Chicken Roasted in Bay Leaves Placing bay leaves in the chicken - TopicsExpress



          

Chicken Roasted in Bay Leaves Placing bay leaves in the chicken cavity infuses the bird with a subtle herbed aroma as it roasts. INGREDIENTS 1 (3 3/4-pound) whole chicken ½ tsp. salt ¼ tsp. freshly ground WATKINS pepper 16 WATKINS bay leaves 4 celery stalks, halved lengthwise and crosswise 2 carrots, peeled and halved 1 medium onion, quartered GRAVY: ¼ cup brandy 1-1/2 cups fat free less sodium chicken broth 2 tbsp. whipping cream 2 tbsp. all-purpose flour 3 tbsp. water ¼ tsp. salt Preparation Preheat oven to 375°. To prepare chicken, remove and discard giblets and neck from chicken; trim excess fat. Starting at neck cavity, loosen skin from breasts and drumsticks by inserting fingers, gently pushing between skin and meat. Rub 1/2 teaspoon salt and pepper under loosened skin and over breasts and drumsticks.
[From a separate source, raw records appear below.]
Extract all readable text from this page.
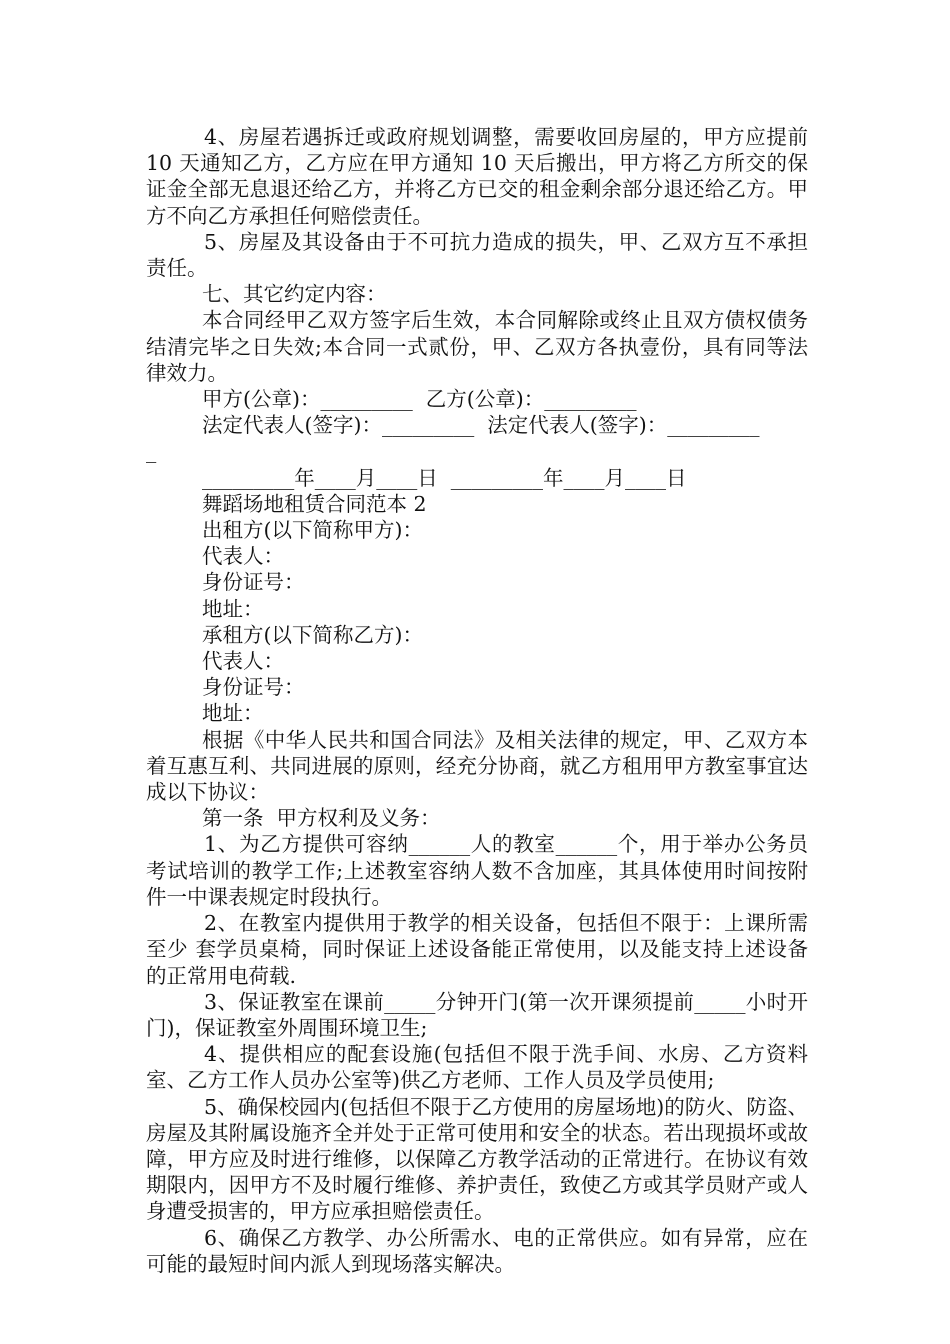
4、房屋若遇拆迁或政府规划调整，需要收回房屋的，甲方应提前 10 天通知乙方，乙方应在甲方通知 10 天后搬出，甲方将乙方所交的保证金全部无息退还给乙方，并将乙方已交的租金剩余部分退还给乙方。甲方不向乙方承担任何赔偿责任。

5、房屋及其设备由于不可抗力造成的损失，甲、乙双方互不承担责任。

七、其它约定内容：

本合同经甲乙双方签字后生效，本合同解除或终止且双方债权债务结清完毕之日失效;本合同一式贰份，甲、乙双方各执壹份，具有同等法律效力。

甲方(公章)：_________  乙方(公章)：_________

法定代表人(签字)：_________  法定代表人(签字)：_________

_

_________年____月____日  _________年____月____日

舞蹈场地租赁合同范本 2

出租方(以下简称甲方)：

代表人：

身份证号：

地址：

承租方(以下简称乙方)：

代表人：

身份证号：

地址：

根据《中华人民共和国合同法》及相关法律的规定，甲、乙双方本着互惠互利、共同进展的原则，经充分协商，就乙方租用甲方教室事宜达成以下协议：

第一条  甲方权利及义务：

1、为乙方提供可容纳______人的教室______个，用于举办公务员考试培训的教学工作;上述教室容纳人数不含加座，其具体使用时间按附件一中课表规定时段执行。

2、在教室内提供用于教学的相关设备，包括但不限于：上课所需至少 套学员桌椅，同时保证上述设备能正常使用，以及能支持上述设备的正常用电荷载.

3、保证教室在课前_____分钟开门(第一次开课须提前_____小时开门)，保证教室外周围环境卫生;

4、提供相应的配套设施(包括但不限于洗手间、水房、乙方资料室、乙方工作人员办公室等)供乙方老师、工作人员及学员使用;

5、确保校园内(包括但不限于乙方使用的房屋场地)的防火、防盗、房屋及其附属设施齐全并处于正常可使用和安全的状态。若出现损坏或故障，甲方应及时进行维修，以保障乙方教学活动的正常进行。在协议有效期限内，因甲方不及时履行维修、养护责任，致使乙方或其学员财产或人身遭受损害的，甲方应承担赔偿责任。

6、确保乙方教学、办公所需水、电的正常供应。如有异常，应在可能的最短时间内派人到现场落实解决。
Place 8 bay leaves under loosened skin; place remaining 8 bay leaves in cavity. Tie ends of the legs together with twine. Lift wing tips up and over back; tuck under chicken. Place celery, carrot, and onion in a single layer in a roasting pan. Place chicken, breast side up, on top of vegetables. Bake at 375° for 40 minutes. Increase oven temperature to 450°, and bake an additional 20 minutes or until a thermometer inserted in the meaty part of thigh registers 170°. Using tongs or insulated rubber gloves, remove chicken from pan, tilting slightly to drain juices. Let stand for 15 minutes. Remove vegetables from pan with a slotted spoon; reserve. To prepare gravy, place a zip-top plastic bag in a 2-cup glass measure. Pour brandy into bag; add drippings from pan. Let stand 2 minutes (fat will rise to the top). Seal bag; carefully snip off bottom corner of bag. Drain drippings into measuring cup, stopping before fat layer reaches opening; discard fat. Return vegetables to pan. Add brandy mixture, broth, and cream to pan; cook 10 minutes over medium heat, scraping pan to loosen browned bits. Remove vegetables from pan using a slotted spoon; discard. Combine flour and water in a small bowl, stirring with a whisk until well blended to form a slurry; add slurry and 1/4 teaspoon salt to pan, stirring constantly. Simmer for 1 minute or until slightly thick. Remove skin from chicken, and discard. Discard bay leaves. Carve chicken, and serve with gravy.